The City Paper started as a free, daily publication about 13 years ago. It introduced competition to the Nashville press and brought a degree of accountability to the reporting of local news and stories of interest – simply by increasing the options available to local consumers. After a series of business transactions, an editorial desk apparently mounted squarely on a high-speed turnstile, and miscalculated changes to its publishing frequency, its final print edition was published earlier this month. And so it goes – a tradition that has employed some and engaged many has fallen to the times.

Alternatively, The Contributor is a not-for-profit charitable organization that publishes a paper every other week. It serves to raise awareness of homelessness and poverty and is sold by human beings who have experienced or are experiencing homelessness. The humans buy the papers for 25 cents per copy and sell them for $1 each, though tips are most appreciated. It provides not only a source of income, but a source of interaction, fellowship, and an opportunity to exchange kindness and a smile with other humans who are demonstrating that they simply care.

So, what happens when a paper ceases to exist in a market like Nashville or a suburb like Brentwood?

Some may suggest that the hard-copy newspaper is “so 20th Century.” Yeah, well…so am I.

One could argue that the same information gained from newsprint can be obtained on our tablets, smart phones, and other electric leashes – instantly. Maybe so, but if we assume that speed costs money, what is the true cost of losing the hard-copy paper?

One of my first entrepreneurial experiences as a young kid was serving as a “paper boy” for The News Leader in Richmond, Virginia. Incidentally, The News Leader has gone by the wayside, as well – once the afternoon paper for the local market, it was “consolidated” into the Richmond Times-Dispatch, which had previously been the morning edition. And, while one may anticipate that “1+1” still equals “2”, I don’t particularly recall thinking that the Times Dispatch improved much beyond its perpetual mediocrity simply because we lost its sister edition. If anything, I suspect that our perception of quality was only enhanced by our modified perception over time, based on the change in options from two to just one.

My experience as a “paper boy” taught me things that continue to be part of a foundation that serves me well today. I had to take responsibility for my deliveries and ensure that my customers had their paper on time. I had to have pride in my work – taking care to wrap the papers in plastic on wet, rainy days, or putting them in the newspaper boxes that were hardly as convenient to fill as would be flinging the paper from my bike as I rode on by. I learned to have the courage to knock on doors to ask for new business or to collect subscription fees. I learned to swallow my thoughts and accept that, most often, the customer is simply right. And I made friends with people who taught me valuable lessons – like the kind, older couple who often greeted me at the end of their driveway for a bit of conversation – only much later did it occur to me that our near-daily interactions were an important part of their subscription experience.

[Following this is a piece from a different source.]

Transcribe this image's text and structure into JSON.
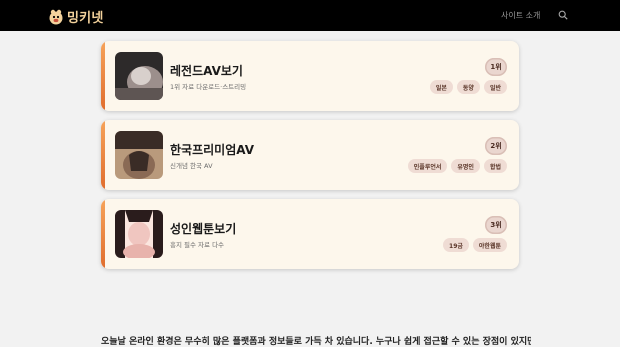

You see, there are life lessons to be derived from human interactions. And, while e-commerce may be “faster”, I think that even ol’ Ralph Nader would concur with this more conservative fellow that the continued erosion of opportunities to pause and interact is truly “unsafe at any speed.”

I tried searching for “paper boy” and “paperboy” on-line today, yet I wasn’t particularly surprised by what I found. In our ever-“optimized” world of the web, the first page of search results contained nothing remotely associated with what used to be an honest, well-earned source of real world education and earnings in neighborhoods across America. Instead, today’s search results largely focus on a 2012 film of nominal critical significance. Somewhere in there is a metaphorical representation of our willingness to trade experience and knowledge for simple information.

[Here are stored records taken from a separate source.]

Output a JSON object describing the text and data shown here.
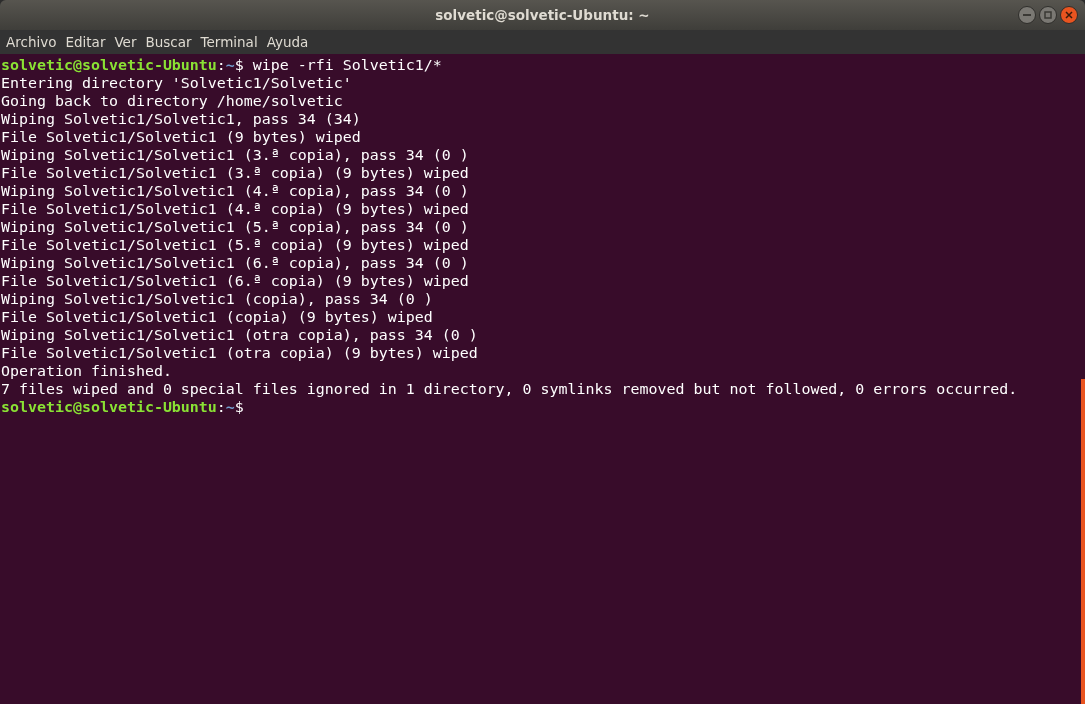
{
  "window": {
    "title": "solvetic@solvetic-Ubuntu: ~"
  },
  "menu": [
    "Archivo",
    "Editar",
    "Ver",
    "Buscar",
    "Terminal",
    "Ayuda"
  ],
  "lines": [
    {
      "kind": "prompt",
      "user_host": "solvetic@solvetic-Ubuntu",
      "separator": ":",
      "path": "~",
      "command": "$ wipe -rfi Solvetic1/*"
    },
    {
      "kind": "output",
      "text": "Entering directory 'Solvetic1/Solvetic'"
    },
    {
      "kind": "output",
      "text": "Going back to directory /home/solvetic"
    },
    {
      "kind": "output",
      "text": "Wiping Solvetic1/Solvetic1, pass 34 (34)"
    },
    {
      "kind": "output",
      "text": "File Solvetic1/Solvetic1 (9 bytes) wiped"
    },
    {
      "kind": "output",
      "text": "Wiping Solvetic1/Solvetic1 (3.ª copia), pass 34 (0 )"
    },
    {
      "kind": "output",
      "text": "File Solvetic1/Solvetic1 (3.ª copia) (9 bytes) wiped"
    },
    {
      "kind": "output",
      "text": "Wiping Solvetic1/Solvetic1 (4.ª copia), pass 34 (0 )"
    },
    {
      "kind": "output",
      "text": "File Solvetic1/Solvetic1 (4.ª copia) (9 bytes) wiped"
    },
    {
      "kind": "output",
      "text": "Wiping Solvetic1/Solvetic1 (5.ª copia), pass 34 (0 )"
    },
    {
      "kind": "output",
      "text": "File Solvetic1/Solvetic1 (5.ª copia) (9 bytes) wiped"
    },
    {
      "kind": "output",
      "text": "Wiping Solvetic1/Solvetic1 (6.ª copia), pass 34 (0 )"
    },
    {
      "kind": "output",
      "text": "File Solvetic1/Solvetic1 (6.ª copia) (9 bytes) wiped"
    },
    {
      "kind": "output",
      "text": "Wiping Solvetic1/Solvetic1 (copia), pass 34 (0 )"
    },
    {
      "kind": "output",
      "text": "File Solvetic1/Solvetic1 (copia) (9 bytes) wiped"
    },
    {
      "kind": "output",
      "text": "Wiping Solvetic1/Solvetic1 (otra copia), pass 34 (0 )"
    },
    {
      "kind": "output",
      "text": "File Solvetic1/Solvetic1 (otra copia) (9 bytes) wiped"
    },
    {
      "kind": "output",
      "text": "Operation finished."
    },
    {
      "kind": "output",
      "text": "7 files wiped and 0 special files ignored in 1 directory, 0 symlinks removed but not followed, 0 errors occurred."
    },
    {
      "kind": "prompt",
      "user_host": "solvetic@solvetic-Ubuntu",
      "separator": ":",
      "path": "~",
      "command": "$"
    }
  ]
}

And so, I wonder…how has the loss of The City Paper and the judicious extrication of The Contributor from the street corners of prosperity (for sake of traffic safety, of course) better us all? The simple answer is that there is no net gain.

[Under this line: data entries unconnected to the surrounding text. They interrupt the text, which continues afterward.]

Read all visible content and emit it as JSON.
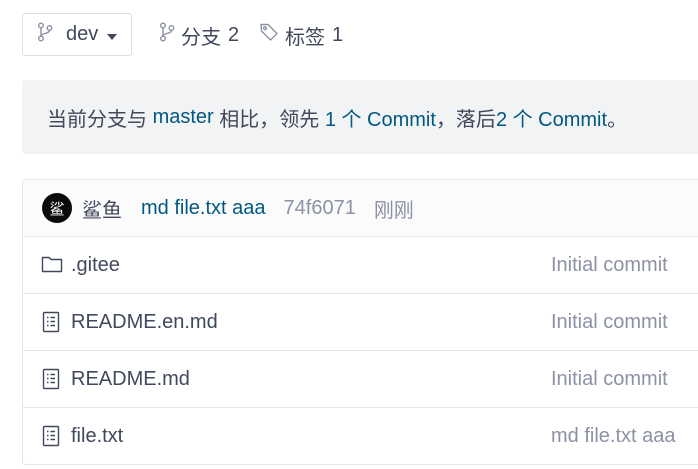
{
  "toolbar": {
    "branch_selector": {
      "label": "dev",
      "icon": "branch-icon"
    },
    "branches": {
      "label": "分支",
      "count": "2",
      "icon": "branch-icon"
    },
    "tags": {
      "label": "标签",
      "count": "1",
      "icon": "tag-icon"
    }
  },
  "compare_banner": {
    "prefix": "当前分支与 ",
    "base_branch": "master",
    "middle1": " 相比，领先 ",
    "ahead": "1 个 Commit",
    "middle2": "，落后 ",
    "behind": "2 个 Commit",
    "suffix": "。"
  },
  "latest_commit": {
    "avatar_text": "鲨",
    "author": "鲨鱼",
    "message": "md file.txt aaa",
    "sha": "74f6071",
    "time": "刚刚"
  },
  "files": [
    {
      "name": ".gitee",
      "type": "folder",
      "icon": "folder-icon",
      "last_commit": "Initial commit"
    },
    {
      "name": "README.en.md",
      "type": "file",
      "icon": "file-text-icon",
      "last_commit": "Initial commit"
    },
    {
      "name": "README.md",
      "type": "file",
      "icon": "file-text-icon",
      "last_commit": "Initial commit"
    },
    {
      "name": "file.txt",
      "type": "file",
      "icon": "file-text-icon",
      "last_commit": "md file.txt aaa"
    }
  ],
  "colors": {
    "text": "#40485b",
    "link": "#005980",
    "muted": "#8c92a4",
    "banner_bg": "#f1f3f5",
    "border": "#e3e5e8"
  }
}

I suspect that a statistical analysis to reveal the causal contributions of Contributor sales to overall traffic accident frequency in Brentwood may prove to be challenging, at best. I’ve asked around, though I have not yet found any locals who ever recall tragedy at the hands of a neighbor helping a neighbor by way of a road-side transaction in human kindness and generosity. I suspect such events may be lore, at best – perhaps concocted as some basis for only self-serving reassurances.

A bit like the memorable “drive-by fruiting” of Pierce Brosnan in Mrs. Doubtfire, it seems to me that the eradication of street-side sales of the Contributor in a certain zip code delivers a less than subtle message that some may not be as welcome as others.

Or, there is a subconscious desire to accommodate rather than confront the realities of our greed.

Consider that there appears to be no “movement” among other nearby neighborhoods and suburbs to join in the effort to protect us all from this great traffic impediment, the Contributor. Likewise, try sitting in the air-conditioned luxury of your vehicle on a hot summer day as you make eye contact with another in need by the roadside. Did you stop?

Cynical? Perhaps. But I suspect that many of those who persisted in achieving this great victory for public safety are the very same I pass daily and observe to be reading and/or texting on their smart phones while driving – after all, we must seek the news and seek it now.

If you truly want to protect me, please pull over and park that sled while you balance your cell phone and fru-fru-whatever-whatchamacallit-latte. And, while you’re sitting there, roll down your window and choose to be a Contributor.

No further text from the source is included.